The let's-stay-drunk-for-24-hours crowd will have to live it up while they can, because the Stanley Cup will quickly be overshadowed by the start of the World Cup in South Africa. There are some ordinary stadiums hosting the matches, but a few are far more adventurously designed than any stadiums built in the US recently. The US could get another chance to host the World Cup in 2018, in which case American architects could follow up on the giraffes and gourds in South Africa with some American design metaphors. Just as a Johannesburg stadium was refurbished into the Bird's Nest, the Cotton Bowl could be redecorated in a cotton and cowboy motif. I'm not sure about buildings with a single controlling metaphor--buildings that want to be something else--so it's nice to see that the Inland Steel building is being retrofitted to be itself--by Frank Gehry, of all people.
Jesse Richards wants to retrofit the cinema into what he calls the "remodern." His manifesto calls for "a new spirituality in cinema," which can be achieved if filmmakers embrace imperfection and Super8 film cameras. Richards cites Jean Vigo's Zero for Conduct and Jean Epstein's The Fall of the House of Usher as exemplary remodernist films. These are undoubtedly great films, and some remodernist films might be found at the upcoming Chicago Underground Film Festival, but the problem with all manifestos, Richards' included, is that they always define an art form as one thing. Besides, do we need a low-res cinema at a time when cinephiles have to turn to DVDs in order to watch a decent copy of a film? In any case, perfection is an elusive quality. One can stare at Kiss Me Deadly for 16 years and still not find it.

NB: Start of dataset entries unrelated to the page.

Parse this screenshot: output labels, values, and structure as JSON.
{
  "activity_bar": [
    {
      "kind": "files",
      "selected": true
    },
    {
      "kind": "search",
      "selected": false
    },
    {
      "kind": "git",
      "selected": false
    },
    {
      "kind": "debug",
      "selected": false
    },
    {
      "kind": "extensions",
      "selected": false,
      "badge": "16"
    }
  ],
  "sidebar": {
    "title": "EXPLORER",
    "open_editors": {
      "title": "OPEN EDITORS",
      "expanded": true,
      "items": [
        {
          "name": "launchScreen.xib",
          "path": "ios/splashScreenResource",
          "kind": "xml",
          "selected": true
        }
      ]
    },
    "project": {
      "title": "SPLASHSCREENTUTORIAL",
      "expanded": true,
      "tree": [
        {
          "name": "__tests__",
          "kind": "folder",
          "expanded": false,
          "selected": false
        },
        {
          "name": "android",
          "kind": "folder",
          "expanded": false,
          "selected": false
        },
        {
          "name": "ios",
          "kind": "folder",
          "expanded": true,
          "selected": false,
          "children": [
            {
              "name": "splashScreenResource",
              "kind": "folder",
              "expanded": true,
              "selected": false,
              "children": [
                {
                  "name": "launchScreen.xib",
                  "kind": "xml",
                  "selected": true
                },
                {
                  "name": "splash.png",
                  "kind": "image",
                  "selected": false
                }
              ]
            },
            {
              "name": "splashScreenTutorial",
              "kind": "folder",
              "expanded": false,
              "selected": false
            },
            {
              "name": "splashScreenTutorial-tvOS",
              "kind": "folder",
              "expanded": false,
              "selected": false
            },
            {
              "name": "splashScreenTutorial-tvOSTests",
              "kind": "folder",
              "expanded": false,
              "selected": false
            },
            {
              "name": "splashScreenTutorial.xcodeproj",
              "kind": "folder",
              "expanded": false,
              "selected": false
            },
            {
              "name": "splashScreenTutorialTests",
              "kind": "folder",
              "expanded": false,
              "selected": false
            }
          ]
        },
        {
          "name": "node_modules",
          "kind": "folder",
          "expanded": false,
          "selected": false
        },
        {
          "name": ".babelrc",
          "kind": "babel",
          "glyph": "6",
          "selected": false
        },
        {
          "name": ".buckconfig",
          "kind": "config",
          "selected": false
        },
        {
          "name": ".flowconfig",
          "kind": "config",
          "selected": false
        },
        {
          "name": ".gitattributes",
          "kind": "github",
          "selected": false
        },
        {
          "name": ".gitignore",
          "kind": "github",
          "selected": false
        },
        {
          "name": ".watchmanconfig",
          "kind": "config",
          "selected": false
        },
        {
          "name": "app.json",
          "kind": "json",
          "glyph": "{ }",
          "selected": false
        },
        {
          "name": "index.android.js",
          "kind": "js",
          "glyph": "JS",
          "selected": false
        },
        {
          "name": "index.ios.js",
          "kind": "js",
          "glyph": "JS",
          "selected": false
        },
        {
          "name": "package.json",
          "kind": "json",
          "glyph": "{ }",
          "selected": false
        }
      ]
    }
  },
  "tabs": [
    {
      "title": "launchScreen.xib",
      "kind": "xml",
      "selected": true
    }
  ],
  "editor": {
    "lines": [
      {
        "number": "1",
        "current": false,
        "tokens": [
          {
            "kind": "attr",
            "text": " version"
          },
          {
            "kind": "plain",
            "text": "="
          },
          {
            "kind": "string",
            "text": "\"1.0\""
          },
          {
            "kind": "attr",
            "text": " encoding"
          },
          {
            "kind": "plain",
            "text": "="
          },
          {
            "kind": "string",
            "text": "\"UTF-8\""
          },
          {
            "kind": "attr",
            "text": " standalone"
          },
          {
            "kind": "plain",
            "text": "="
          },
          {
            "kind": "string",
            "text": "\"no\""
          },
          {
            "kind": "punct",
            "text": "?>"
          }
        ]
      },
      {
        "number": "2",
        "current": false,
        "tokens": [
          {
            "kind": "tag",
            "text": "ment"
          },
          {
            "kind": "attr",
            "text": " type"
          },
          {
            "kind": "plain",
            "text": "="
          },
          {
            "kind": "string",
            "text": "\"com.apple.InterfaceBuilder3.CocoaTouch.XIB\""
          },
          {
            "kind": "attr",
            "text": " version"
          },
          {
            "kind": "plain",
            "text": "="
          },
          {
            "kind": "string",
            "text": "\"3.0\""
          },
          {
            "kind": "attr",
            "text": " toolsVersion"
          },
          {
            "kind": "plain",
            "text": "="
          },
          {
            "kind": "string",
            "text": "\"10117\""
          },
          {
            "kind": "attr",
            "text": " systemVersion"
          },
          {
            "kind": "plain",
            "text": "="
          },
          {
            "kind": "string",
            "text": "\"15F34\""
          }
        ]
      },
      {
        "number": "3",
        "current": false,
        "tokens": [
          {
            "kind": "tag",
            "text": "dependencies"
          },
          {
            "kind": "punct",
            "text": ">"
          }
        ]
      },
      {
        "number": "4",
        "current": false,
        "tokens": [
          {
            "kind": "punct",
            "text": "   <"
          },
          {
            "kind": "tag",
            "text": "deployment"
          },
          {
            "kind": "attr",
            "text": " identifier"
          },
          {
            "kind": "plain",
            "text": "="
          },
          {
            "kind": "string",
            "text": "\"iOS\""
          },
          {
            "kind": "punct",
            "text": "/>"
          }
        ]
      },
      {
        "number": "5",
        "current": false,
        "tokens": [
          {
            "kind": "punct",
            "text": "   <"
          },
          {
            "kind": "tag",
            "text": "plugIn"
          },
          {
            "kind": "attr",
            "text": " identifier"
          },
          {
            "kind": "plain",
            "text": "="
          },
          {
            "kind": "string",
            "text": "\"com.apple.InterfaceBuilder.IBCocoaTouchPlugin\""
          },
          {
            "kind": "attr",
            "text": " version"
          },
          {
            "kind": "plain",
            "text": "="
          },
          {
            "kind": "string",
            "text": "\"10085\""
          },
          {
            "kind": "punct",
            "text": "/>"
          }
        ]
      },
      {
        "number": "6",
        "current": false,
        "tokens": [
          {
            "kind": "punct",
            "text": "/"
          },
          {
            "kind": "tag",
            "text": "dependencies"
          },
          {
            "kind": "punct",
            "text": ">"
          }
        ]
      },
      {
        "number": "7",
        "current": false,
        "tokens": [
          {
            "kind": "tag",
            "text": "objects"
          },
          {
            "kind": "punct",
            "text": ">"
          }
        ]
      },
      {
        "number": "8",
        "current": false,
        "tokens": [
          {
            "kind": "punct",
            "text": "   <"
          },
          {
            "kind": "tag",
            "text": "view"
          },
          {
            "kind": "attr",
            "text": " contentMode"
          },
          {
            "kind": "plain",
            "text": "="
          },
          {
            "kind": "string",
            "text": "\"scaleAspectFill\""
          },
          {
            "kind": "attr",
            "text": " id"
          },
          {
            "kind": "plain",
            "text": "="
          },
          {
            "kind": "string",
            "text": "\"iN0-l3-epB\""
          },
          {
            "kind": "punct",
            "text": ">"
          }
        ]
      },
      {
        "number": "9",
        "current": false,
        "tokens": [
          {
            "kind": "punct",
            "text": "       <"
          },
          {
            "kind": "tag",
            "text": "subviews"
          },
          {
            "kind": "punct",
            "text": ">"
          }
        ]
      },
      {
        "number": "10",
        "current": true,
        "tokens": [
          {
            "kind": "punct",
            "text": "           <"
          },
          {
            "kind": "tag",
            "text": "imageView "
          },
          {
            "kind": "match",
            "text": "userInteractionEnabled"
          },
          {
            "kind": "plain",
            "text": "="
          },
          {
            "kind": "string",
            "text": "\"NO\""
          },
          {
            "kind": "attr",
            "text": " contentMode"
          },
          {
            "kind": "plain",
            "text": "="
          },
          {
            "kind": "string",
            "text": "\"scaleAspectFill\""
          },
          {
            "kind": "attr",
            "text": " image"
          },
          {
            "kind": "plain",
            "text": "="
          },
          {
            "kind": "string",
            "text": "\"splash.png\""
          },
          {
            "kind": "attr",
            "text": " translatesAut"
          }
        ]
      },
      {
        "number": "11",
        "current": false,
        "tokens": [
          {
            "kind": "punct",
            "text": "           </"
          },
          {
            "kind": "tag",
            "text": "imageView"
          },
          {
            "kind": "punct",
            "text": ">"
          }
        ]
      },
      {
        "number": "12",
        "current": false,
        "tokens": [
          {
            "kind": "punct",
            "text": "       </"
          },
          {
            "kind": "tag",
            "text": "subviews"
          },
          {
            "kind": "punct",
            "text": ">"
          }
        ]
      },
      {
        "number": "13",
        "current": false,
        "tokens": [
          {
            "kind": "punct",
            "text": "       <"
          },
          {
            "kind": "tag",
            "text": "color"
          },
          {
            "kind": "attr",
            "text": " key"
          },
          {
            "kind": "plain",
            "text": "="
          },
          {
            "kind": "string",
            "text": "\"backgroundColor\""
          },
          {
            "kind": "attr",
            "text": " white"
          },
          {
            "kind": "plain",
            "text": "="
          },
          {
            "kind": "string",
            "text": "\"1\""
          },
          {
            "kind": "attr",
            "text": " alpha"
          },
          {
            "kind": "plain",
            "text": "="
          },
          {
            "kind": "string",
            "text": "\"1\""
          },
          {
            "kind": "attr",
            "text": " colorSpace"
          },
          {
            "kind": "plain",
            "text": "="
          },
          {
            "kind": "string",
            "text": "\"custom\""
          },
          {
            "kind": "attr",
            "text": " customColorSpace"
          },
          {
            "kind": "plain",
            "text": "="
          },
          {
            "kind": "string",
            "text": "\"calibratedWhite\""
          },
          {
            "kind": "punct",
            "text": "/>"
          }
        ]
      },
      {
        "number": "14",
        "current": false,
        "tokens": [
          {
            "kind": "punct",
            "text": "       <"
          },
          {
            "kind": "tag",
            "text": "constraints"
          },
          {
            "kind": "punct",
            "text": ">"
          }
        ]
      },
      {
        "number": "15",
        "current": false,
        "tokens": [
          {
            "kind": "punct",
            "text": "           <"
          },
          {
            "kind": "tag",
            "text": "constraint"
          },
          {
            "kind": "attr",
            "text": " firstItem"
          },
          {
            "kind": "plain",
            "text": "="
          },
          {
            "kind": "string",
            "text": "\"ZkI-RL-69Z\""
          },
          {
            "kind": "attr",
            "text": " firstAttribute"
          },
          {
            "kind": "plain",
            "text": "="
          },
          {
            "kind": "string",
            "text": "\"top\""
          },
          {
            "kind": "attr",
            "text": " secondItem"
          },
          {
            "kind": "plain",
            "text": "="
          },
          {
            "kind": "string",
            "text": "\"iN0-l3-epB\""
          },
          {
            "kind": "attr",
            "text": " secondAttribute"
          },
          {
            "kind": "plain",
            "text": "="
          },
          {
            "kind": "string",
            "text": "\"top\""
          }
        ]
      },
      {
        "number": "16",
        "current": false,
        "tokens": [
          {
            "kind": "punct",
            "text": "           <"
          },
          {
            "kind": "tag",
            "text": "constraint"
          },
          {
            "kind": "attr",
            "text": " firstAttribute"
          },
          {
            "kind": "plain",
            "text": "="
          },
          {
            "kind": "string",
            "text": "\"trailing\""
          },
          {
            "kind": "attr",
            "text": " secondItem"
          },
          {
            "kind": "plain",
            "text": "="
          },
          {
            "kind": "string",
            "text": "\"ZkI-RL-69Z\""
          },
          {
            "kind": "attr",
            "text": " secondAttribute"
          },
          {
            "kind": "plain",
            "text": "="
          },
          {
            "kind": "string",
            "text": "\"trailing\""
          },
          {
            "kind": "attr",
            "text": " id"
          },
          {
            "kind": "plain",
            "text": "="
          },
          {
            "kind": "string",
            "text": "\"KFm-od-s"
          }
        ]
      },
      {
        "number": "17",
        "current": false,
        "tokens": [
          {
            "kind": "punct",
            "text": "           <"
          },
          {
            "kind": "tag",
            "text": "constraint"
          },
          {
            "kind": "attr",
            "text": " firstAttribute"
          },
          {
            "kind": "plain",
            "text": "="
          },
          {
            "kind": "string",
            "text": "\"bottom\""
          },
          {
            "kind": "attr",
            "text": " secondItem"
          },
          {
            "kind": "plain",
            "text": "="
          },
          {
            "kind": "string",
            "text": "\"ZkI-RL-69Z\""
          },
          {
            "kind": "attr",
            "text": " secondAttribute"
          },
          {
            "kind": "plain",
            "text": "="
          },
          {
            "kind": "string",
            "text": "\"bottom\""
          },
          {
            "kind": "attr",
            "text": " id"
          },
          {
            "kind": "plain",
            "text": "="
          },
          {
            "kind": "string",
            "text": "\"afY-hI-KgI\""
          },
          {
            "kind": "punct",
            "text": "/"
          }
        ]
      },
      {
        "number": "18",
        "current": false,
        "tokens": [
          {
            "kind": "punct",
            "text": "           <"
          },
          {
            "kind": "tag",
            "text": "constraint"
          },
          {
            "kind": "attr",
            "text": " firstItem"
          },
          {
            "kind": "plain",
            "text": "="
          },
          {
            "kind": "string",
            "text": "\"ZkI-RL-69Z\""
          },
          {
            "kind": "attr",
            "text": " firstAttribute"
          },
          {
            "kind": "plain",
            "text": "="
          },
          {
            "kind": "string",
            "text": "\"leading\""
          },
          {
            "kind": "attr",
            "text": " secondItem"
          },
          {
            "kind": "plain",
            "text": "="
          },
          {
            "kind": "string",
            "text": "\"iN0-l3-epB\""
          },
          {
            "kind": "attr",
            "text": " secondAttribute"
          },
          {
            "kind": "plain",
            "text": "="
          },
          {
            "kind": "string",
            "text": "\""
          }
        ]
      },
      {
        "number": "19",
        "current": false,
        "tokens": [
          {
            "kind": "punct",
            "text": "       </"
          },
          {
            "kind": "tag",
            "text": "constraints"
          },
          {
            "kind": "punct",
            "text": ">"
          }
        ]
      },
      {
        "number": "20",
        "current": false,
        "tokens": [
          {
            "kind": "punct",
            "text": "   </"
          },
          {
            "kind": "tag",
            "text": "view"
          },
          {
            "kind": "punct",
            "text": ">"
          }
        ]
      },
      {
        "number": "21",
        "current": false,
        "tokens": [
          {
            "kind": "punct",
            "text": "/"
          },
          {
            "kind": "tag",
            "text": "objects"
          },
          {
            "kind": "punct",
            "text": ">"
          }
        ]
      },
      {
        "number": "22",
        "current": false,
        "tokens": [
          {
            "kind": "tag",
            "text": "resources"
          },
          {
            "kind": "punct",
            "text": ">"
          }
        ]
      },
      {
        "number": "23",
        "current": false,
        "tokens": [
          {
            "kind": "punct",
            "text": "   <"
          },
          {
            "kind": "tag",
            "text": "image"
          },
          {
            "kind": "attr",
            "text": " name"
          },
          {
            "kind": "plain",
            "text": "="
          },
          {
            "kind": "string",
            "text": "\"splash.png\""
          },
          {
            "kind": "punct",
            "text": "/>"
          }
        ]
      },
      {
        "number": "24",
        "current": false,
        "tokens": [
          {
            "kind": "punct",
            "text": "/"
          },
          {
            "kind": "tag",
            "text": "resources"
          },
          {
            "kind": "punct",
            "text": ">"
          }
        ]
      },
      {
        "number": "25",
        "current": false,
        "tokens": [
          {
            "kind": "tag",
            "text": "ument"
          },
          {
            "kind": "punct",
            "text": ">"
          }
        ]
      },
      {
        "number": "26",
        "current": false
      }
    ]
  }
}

Instead of remaking Zero for Conduct, how about a film adaptation of Tamil pulp fiction, which would make for some highly unusual summer reading. Even more unusual summer reading, I suppose, would be a book about film. If you're looking for a change of pace after watching endless cable TV reports on the oil spill, PBS has a short retrospective on the work of Louise Bourgeois. If you find you like that sort of thing, or you're trying to learn to concentrate more, you can learn about Gilles Deleuze and Chinese art.
As for me, as much as I'd like to go downtown to join two million very drunk hockey fans in re-enacting the play in which Blackhawks defenseman Duncan Keith lost seven teeth, I'm going to return home to quiet Wilmette to read my newly purchased Jennifer Egan novel and spend some time with my kids, who will not, I hope, be the last generation.